Macht und Verantwortung


Empfehlung der 38. HRK-Mitgliederversammlung am 14.5.2024


Vorbemerkungen


An Hochschulen sind unterschiedliche Formen von Machtmissbrauch in den letzten Jahren sichtbar geworden. Hierarchien, formale und informelle Weisungsbefugnisse und Abhängigkeiten, vor allem bei wissenschaftlicher und künstlerischer Qualifizierung und Mitarbeit in Drittmittelprojekten, bergen ein hohes Risiko, offensichtlichen und subtilen Formen des Machtmissbrauchs Vorschub zu leisten. Hochschulen und ihre Angehörigen tragen daher ein hohes Maß an Verantwortung in der Ausgestaltung von Machtpositionen. 

Spezifisch für Machtmissbrauch an Hochschulen sind beispielsweise die unberechtigte Aneignung geistigen Eigentums einer abhängigen Person oder problematische Forschungspraktiken. Darüber hinaus zeigt sich Machtmissbrauch an Hochschulen in Formen, die auch andere Organisationen und Arbeitgeber kennen: Vom unzulässigen Einfordern von Mehrarbeit bis hin zu Diskriminierung, Demütigung und Erniedrigung oder sexueller bzw. sexualisierter oder verbaler Belästigung. Machtmissbrauch kann, häufig unter Ausnutzung gesellschaftlicher Rollenverständnisse, sowohl in Hierarchiegefällen als auch unter Angehörigen einer Hierarchieebene stattfinden. Betroffen von Machtmissbrauch können alle Mitglieder von Hochschulen sein: Mitarbeiter:innen in Technik und Verwaltung, Professor:innen, Studierende oder Mitarbeiter:innen im akademischen Bereich. 

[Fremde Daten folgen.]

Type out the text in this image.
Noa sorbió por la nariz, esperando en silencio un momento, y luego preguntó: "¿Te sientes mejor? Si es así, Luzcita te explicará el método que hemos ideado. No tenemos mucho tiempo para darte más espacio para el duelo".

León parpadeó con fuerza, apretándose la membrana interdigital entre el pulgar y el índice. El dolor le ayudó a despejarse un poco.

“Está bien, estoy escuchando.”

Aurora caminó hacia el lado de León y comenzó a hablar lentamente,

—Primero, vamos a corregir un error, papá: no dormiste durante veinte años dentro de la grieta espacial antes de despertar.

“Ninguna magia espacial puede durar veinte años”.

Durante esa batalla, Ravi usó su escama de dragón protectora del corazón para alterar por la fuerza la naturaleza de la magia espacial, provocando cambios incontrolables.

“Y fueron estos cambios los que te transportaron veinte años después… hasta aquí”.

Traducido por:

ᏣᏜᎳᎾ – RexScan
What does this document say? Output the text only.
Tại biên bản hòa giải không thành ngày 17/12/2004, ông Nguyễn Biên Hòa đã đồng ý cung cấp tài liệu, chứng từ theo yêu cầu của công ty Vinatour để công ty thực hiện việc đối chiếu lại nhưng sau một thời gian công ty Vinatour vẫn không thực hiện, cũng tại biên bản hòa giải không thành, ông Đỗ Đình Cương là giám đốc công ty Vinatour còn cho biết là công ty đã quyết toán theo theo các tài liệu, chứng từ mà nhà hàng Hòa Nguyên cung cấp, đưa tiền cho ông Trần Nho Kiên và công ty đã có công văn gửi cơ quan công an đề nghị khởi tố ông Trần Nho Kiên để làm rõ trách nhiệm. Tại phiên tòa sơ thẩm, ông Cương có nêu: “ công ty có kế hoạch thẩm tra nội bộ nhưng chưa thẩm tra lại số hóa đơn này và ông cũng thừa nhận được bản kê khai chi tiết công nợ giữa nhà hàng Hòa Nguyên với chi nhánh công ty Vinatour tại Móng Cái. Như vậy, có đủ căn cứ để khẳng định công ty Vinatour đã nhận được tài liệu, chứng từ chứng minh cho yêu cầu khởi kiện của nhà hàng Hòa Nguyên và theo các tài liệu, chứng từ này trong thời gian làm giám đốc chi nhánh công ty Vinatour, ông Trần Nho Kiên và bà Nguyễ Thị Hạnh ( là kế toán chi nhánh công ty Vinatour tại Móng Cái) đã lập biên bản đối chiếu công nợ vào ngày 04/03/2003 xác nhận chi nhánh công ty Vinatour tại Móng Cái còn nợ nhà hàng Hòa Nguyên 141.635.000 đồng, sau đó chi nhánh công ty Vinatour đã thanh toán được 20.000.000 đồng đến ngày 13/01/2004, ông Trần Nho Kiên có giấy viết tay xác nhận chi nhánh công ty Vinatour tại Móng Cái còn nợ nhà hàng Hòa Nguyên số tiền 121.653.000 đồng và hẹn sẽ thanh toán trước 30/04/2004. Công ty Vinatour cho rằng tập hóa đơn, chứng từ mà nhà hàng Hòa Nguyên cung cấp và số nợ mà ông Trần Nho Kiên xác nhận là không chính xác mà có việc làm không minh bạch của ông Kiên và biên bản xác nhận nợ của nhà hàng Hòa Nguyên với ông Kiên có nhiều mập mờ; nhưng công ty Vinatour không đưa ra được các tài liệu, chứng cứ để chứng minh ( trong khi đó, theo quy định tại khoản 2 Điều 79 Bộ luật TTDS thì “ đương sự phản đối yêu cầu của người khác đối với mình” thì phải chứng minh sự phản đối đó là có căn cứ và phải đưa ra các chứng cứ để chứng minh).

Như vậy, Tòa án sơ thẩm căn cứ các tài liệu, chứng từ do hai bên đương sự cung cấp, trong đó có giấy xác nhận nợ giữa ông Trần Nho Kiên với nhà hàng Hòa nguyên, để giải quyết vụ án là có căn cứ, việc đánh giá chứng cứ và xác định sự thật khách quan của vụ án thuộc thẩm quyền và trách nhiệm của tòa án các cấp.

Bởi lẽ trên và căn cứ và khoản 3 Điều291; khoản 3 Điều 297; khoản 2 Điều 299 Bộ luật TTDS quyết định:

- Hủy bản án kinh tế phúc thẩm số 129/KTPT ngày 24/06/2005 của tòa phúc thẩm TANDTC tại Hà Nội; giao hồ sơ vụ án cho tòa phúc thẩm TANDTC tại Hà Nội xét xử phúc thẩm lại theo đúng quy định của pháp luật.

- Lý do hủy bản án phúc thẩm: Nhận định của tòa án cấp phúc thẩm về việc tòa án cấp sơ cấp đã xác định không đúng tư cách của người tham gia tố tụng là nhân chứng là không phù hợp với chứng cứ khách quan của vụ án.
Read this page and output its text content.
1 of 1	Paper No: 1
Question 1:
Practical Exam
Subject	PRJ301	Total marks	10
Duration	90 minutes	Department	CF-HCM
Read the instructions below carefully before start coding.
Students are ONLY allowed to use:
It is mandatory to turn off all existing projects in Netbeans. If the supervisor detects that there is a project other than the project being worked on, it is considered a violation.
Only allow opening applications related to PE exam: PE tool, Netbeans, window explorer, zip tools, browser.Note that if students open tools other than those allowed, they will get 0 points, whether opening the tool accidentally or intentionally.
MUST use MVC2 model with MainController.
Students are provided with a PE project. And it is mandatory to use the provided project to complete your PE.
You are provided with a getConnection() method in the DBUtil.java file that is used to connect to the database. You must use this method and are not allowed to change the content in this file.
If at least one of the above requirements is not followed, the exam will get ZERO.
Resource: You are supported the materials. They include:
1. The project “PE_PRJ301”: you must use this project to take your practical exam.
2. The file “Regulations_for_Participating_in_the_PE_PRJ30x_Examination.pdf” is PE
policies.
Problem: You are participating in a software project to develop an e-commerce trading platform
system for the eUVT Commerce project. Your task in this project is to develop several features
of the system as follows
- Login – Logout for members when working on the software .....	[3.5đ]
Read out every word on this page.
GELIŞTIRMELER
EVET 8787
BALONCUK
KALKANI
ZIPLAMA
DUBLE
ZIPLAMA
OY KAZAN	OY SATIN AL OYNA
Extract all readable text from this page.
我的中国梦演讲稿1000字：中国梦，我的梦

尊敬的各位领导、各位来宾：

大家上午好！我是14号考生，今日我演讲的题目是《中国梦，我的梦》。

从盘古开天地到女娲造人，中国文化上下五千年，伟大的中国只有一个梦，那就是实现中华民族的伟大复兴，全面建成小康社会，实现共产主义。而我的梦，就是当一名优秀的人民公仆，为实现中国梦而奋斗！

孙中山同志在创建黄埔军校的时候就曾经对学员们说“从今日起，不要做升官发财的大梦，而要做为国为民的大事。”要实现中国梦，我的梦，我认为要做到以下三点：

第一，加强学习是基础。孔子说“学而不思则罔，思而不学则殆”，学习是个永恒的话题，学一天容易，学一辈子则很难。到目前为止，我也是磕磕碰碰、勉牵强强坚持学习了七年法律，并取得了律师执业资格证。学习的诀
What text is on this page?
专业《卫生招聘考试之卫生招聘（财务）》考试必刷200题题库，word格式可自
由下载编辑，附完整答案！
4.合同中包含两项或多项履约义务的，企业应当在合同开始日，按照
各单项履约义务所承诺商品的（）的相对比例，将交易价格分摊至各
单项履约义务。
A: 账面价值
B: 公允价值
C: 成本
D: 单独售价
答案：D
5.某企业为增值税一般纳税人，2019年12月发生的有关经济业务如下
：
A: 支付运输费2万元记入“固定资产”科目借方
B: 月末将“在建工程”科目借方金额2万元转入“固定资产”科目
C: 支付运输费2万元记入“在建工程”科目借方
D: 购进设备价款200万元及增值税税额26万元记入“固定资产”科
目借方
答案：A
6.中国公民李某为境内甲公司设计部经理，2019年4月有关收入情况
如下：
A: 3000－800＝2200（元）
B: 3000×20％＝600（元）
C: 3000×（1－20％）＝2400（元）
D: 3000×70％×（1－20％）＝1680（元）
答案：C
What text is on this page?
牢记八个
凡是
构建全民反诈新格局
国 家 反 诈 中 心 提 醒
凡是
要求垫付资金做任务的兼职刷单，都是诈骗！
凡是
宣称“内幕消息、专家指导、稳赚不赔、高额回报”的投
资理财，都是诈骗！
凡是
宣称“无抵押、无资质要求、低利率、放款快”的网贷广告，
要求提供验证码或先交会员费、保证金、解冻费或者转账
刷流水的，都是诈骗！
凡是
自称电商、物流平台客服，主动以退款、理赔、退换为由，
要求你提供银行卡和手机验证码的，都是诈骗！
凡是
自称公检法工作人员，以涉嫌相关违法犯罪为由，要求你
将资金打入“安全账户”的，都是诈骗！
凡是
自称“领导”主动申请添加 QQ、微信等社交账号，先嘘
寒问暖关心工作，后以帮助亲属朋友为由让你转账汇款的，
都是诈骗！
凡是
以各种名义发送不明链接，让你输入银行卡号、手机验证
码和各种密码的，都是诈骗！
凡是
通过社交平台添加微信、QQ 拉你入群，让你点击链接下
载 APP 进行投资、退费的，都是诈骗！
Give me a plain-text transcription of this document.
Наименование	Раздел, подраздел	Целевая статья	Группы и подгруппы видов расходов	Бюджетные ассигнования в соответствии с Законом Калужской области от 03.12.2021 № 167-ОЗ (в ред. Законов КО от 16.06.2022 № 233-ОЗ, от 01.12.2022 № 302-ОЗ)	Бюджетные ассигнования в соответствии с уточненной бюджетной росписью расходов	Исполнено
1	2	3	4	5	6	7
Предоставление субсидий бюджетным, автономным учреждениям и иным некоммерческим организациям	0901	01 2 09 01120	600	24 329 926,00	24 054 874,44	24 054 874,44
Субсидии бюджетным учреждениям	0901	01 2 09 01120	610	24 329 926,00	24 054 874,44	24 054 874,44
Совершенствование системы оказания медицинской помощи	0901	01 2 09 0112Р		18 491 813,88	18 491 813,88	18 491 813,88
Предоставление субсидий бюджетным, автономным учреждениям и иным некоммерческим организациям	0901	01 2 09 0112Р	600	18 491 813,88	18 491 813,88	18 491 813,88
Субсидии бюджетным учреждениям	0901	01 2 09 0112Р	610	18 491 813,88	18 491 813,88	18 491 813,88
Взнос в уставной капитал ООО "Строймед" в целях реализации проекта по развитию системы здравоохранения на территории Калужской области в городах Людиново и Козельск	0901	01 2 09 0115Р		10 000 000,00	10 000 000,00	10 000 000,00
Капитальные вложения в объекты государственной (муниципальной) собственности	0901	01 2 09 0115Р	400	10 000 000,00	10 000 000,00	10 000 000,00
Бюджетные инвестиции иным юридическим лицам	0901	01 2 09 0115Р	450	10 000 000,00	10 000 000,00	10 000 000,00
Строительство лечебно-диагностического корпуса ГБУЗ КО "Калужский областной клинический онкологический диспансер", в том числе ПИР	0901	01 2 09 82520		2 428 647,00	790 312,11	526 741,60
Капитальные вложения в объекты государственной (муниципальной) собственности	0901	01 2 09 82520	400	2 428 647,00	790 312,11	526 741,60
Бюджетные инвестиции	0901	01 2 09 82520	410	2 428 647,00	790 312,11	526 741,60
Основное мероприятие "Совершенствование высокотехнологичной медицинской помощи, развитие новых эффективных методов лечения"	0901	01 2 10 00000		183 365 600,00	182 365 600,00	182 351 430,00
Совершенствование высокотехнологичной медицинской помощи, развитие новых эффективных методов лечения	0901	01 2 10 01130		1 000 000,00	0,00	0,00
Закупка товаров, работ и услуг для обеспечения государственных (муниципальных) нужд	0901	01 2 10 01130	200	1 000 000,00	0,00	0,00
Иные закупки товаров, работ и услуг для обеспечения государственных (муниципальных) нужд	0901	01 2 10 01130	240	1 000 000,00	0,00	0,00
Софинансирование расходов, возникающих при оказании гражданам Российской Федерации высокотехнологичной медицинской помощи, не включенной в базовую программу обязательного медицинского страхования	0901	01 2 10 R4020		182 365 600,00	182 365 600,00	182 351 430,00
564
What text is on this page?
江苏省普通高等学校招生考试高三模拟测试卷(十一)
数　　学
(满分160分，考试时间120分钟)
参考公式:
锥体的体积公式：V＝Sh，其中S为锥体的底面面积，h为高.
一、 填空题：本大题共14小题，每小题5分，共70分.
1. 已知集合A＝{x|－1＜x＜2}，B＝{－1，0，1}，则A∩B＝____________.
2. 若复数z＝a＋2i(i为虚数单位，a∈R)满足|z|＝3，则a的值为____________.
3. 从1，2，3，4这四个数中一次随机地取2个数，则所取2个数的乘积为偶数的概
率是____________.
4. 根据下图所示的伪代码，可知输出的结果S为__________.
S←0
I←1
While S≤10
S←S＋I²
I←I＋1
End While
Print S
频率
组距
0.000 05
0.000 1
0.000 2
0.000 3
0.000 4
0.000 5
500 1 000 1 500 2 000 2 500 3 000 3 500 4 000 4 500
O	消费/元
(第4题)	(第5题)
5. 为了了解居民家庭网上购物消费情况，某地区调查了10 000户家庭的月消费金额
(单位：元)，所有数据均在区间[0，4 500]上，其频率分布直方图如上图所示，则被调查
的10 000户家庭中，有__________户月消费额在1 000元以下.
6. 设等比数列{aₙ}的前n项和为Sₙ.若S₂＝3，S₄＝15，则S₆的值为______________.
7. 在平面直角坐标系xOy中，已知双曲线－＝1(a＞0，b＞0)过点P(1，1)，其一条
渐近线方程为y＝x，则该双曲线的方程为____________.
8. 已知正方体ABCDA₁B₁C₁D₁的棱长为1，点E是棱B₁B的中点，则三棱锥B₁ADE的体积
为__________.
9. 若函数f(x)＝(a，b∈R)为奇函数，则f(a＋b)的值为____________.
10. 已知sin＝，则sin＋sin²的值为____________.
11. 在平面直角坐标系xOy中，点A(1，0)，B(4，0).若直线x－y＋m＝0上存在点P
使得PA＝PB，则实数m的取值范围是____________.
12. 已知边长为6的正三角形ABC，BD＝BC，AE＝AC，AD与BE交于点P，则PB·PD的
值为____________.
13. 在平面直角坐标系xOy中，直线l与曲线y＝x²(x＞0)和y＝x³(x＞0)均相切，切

Professor:innen sind häufig in einer Person Vorgesetzte, Betreuende und Gutachtende von Qualifizierungsarbeiten und oftmals entscheiden sie in alleiniger Verantwortung über Vertragsverlängerungen. Den Hochschulen kommt daher eine besondere Verantwortung in der Etablierung einer positiven Führungskultur sowie der kritischen Reflexion über und möglichen Neugestaltung von bestehenden Arbeits- und Betreuungsverhältnissen zu, um Machtmissbrauch vorzubeugen und ihm adäquat zu begegnen.  Im Fokus der öffentlichen Auseinandersetzung über Machtmissbrauch an Hochschulen standen zuletzt häufig missbräuchliche Verhaltensweisen gegenüber Studierenden und Wissenschaftler:innen am Anfang ihrer Karriere. Wenn Referenzerfahrungen in Arbeits- und Betreuungsverhältnissen fehlen, ist für die Betroffenen schwer einzuschätzen, wie eine adäquate fachliche Betreuung, ein respektvoller sozialer Umgang miteinander sowie ein adäquater Zugang zu benötigten Ressourcen gestaltet sein sollten.  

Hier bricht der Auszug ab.